29 April 2020 12:59:03 IST

Coronavirus can spur ad companies’ transformation

For ad giants, a painful fall in revenue may speed up the tough decisions needed to return to growth

Henry Ford once said a man who stops advertising to save money is like a man who stops a clock to save time. He was probably not thinking of a global pandemic. In a lockdown, there’s little point marketing what you can’t sell. For advertising giants, however, a painful fall in revenue may speed up the tough decisions needed to return to growth later.
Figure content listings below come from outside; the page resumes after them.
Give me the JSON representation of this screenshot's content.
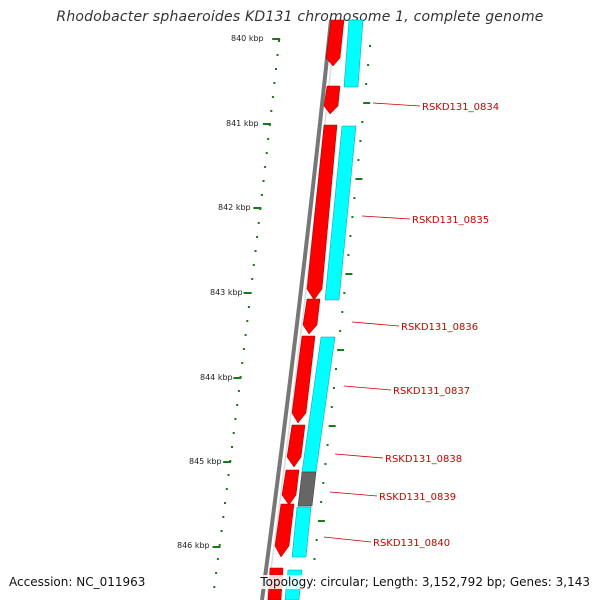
{
  "title": "Rhodobacter sphaeroides KD131 chromosome 1, complete genome",
  "accession": "Accession: NC_011963",
  "summary": "Topology: circular; Length: 3,152,792 bp; Genes: 3,143",
  "ticks": [
    {
      "label": "840 kbp",
      "kbp": 840
    },
    {
      "label": "841 kbp",
      "kbp": 841
    },
    {
      "label": "842 kbp",
      "kbp": 842
    },
    {
      "label": "843 kbp",
      "kbp": 843
    },
    {
      "label": "844 kbp",
      "kbp": 844
    },
    {
      "label": "845 kbp",
      "kbp": 845
    },
    {
      "label": "846 kbp",
      "kbp": 846
    }
  ],
  "genes": [
    {
      "label": "RSKD131_0834"
    },
    {
      "label": "RSKD131_0835"
    },
    {
      "label": "RSKD131_0836"
    },
    {
      "label": "RSKD131_0837"
    },
    {
      "label": "RSKD131_0838"
    },
    {
      "label": "RSKD131_0839"
    },
    {
      "label": "RSKD131_0840"
    }
  ],
  "colors": {
    "backbone": "#777777",
    "cds_forward": "#ff0000",
    "feature_cyan": "#00ffff",
    "feature_gray": "#666666",
    "tick": "#1a7a1a",
    "label": "#cc0000"
  }
}
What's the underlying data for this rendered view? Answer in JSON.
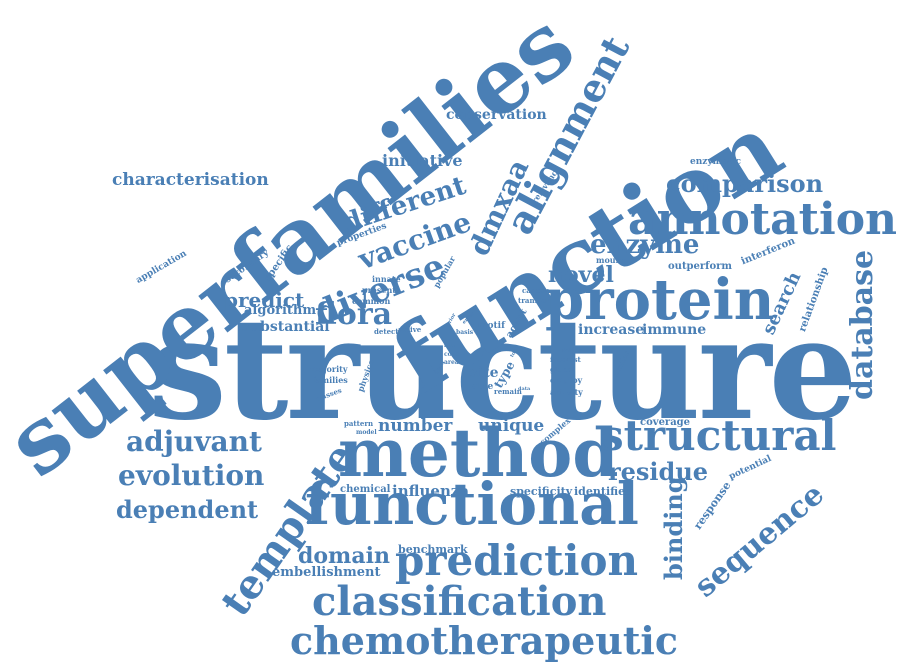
{
  "color": "#4a7fb5",
  "words": {
    "structure": "structure",
    "superfamilies": "superfamilies",
    "function": "function",
    "method": "method",
    "functional": "functional",
    "protein": "protein",
    "annotation": "annotation",
    "structural": "structural",
    "prediction": "prediction",
    "classification": "classification",
    "chemotherapeutic": "chemotherapeutic",
    "template": "template",
    "alignment": "alignment",
    "diverse": "diverse",
    "comparison": "comparison",
    "enzyme": "enzyme",
    "database": "database",
    "sequence": "sequence",
    "flora": "flora",
    "adjuvant": "adjuvant",
    "evolution": "evolution",
    "dependent": "dependent",
    "binding": "binding",
    "residue": "residue",
    "domain": "domain",
    "different": "different",
    "vaccine": "vaccine",
    "dmxaa": "dmxaa",
    "novel": "novel",
    "predict": "predict",
    "conservation": "conservation",
    "initiative": "initiative",
    "characterisation": "characterisation",
    "search": "search",
    "number": "number",
    "unique": "unique",
    "influenza": "influenza",
    "benchmark": "benchmark",
    "embellishment": "embellishment",
    "increase": "increase",
    "immune": "immune",
    "algorithm": "algorithm",
    "substantial": "substantial",
    "site": "site",
    "specificity": "specificity",
    "identifies": "identifies",
    "chemical": "chemical",
    "coverage": "coverage",
    "response": "response",
    "potential": "potential",
    "relationship": "relationship",
    "outperform": "outperform",
    "interferon": "interferon",
    "enzymatic": "enzymatic",
    "relevance": "relevance",
    "mouse": "mouse",
    "properties": "properties",
    "specific": "specific",
    "secondary": "secondary",
    "application": "application",
    "popular": "popular",
    "innate": "innate",
    "present": "present",
    "common": "common",
    "detect": "detect",
    "active": "active",
    "majority": "majority",
    "families": "families",
    "classes": "classes",
    "physico": "physico",
    "pattern": "pattern",
    "model": "model",
    "cancer": "cancer",
    "transfer": "transfer",
    "motif": "motif",
    "agent": "agent",
    "type": "type",
    "able": "able",
    "remain": "remain",
    "complex": "complex",
    "interest": "interest",
    "global": "global",
    "employ": "employ",
    "activity": "activity",
    "major": "major",
    "similar": "similar",
    "role": "role",
    "core": "core",
    "area": "area",
    "lead": "lead",
    "prior": "prior",
    "basis": "basis",
    "error": "error",
    "data": "data",
    "tool": "tool"
  }
}
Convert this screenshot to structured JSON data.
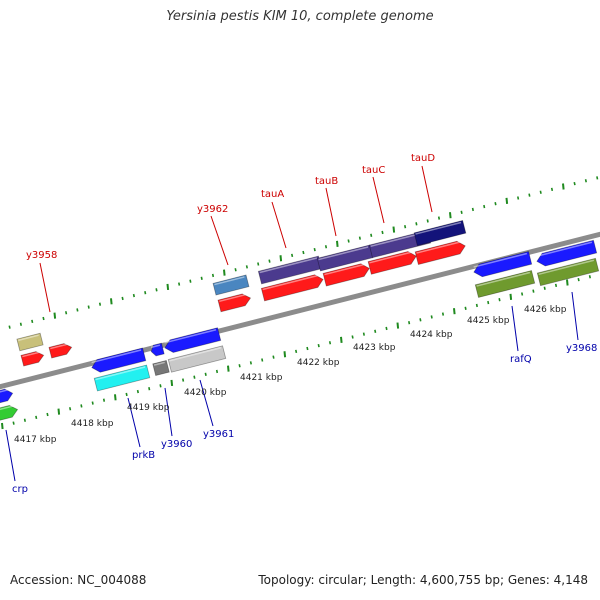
{
  "title": "Yersinia pestis KIM 10, complete genome",
  "accession_label": "Accession: NC_004088",
  "summary_label": "Topology: circular; Length: 4,600,755 bp; Genes: 4,148",
  "colors": {
    "backbone": "#8c8c8c",
    "tick": "#1f8a1f",
    "label_top": "#cc0000",
    "label_bottom": "#0000aa"
  },
  "kbp_labels": [
    "4417 kbp",
    "4418 kbp",
    "4419 kbp",
    "4420 kbp",
    "4421 kbp",
    "4422 kbp",
    "4423 kbp",
    "4424 kbp",
    "4425 kbp",
    "4426 kbp"
  ],
  "gene_labels_top": [
    "y3958",
    "y3962",
    "tauA",
    "tauB",
    "tauC",
    "tauD"
  ],
  "gene_labels_bottom": [
    "crp",
    "prkB",
    "y3960",
    "y3961",
    "rafQ",
    "y3968"
  ]
}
The coronavirus crisis has hit big groups like WPP, which on Wednesday reported a 4 per cent decline in first-quarter revenue. Ailing travel and leisure companies brought in about 4 per cent of the London-based company’s business last year while the automotive industry, which is also suffering, accounted for a further 15 per cent. Consumer goods, which represented a quarter of WPP’s client base, will be a mixed bag. Drinks groups Diageo has cut spending to a minimum while companies like Unilever are taking advantage of cheaper online rates. Healthcare and technology, which represented 28 per cent of net sales, may prove more resilient.

Investors are fearful. WPP has lost close to half its value since the start of the year, while shares in rivals Publicis, Interpublic and Omnicom are down between 28 per cent and 32 per cent. Robust balance sheets provide something of a cushion. Disposals helped WPP cut net debt to 2.1 billion pounds at the end of March, half the level a year ago. Suspending dividends and buybacks will save Chief Executive Mark Read 1.1 billion pounds. Publicis, which is still digesting its acquisition of US digital marketing outfit Epsilon, has net debt at a manageable 2.1 times 2019 EBITDA.

Speeding the shift to new areas

Cost-cutting will help conserve cash. WPP is reducing expenses by up to 800 million pounds, or about 6 per cent of last year’s revenue. US rival Interpublic has also unveiled “unavoidable” job losses. The painful cuts may have a silver lining. Advertising groups have long been overexposed to slow-growing traditional advertising and underweight faster-growing services based on technology and crunching user data. The crisis may help ad groups speed the shift into new areas, like building e-commerce platforms.

But it won’t be until clients start spending again that investors will be able to judge whether the crisis has helped Read and his rivals speed up the transformation. When that will be is something even Henry Ford would have struggled to predict.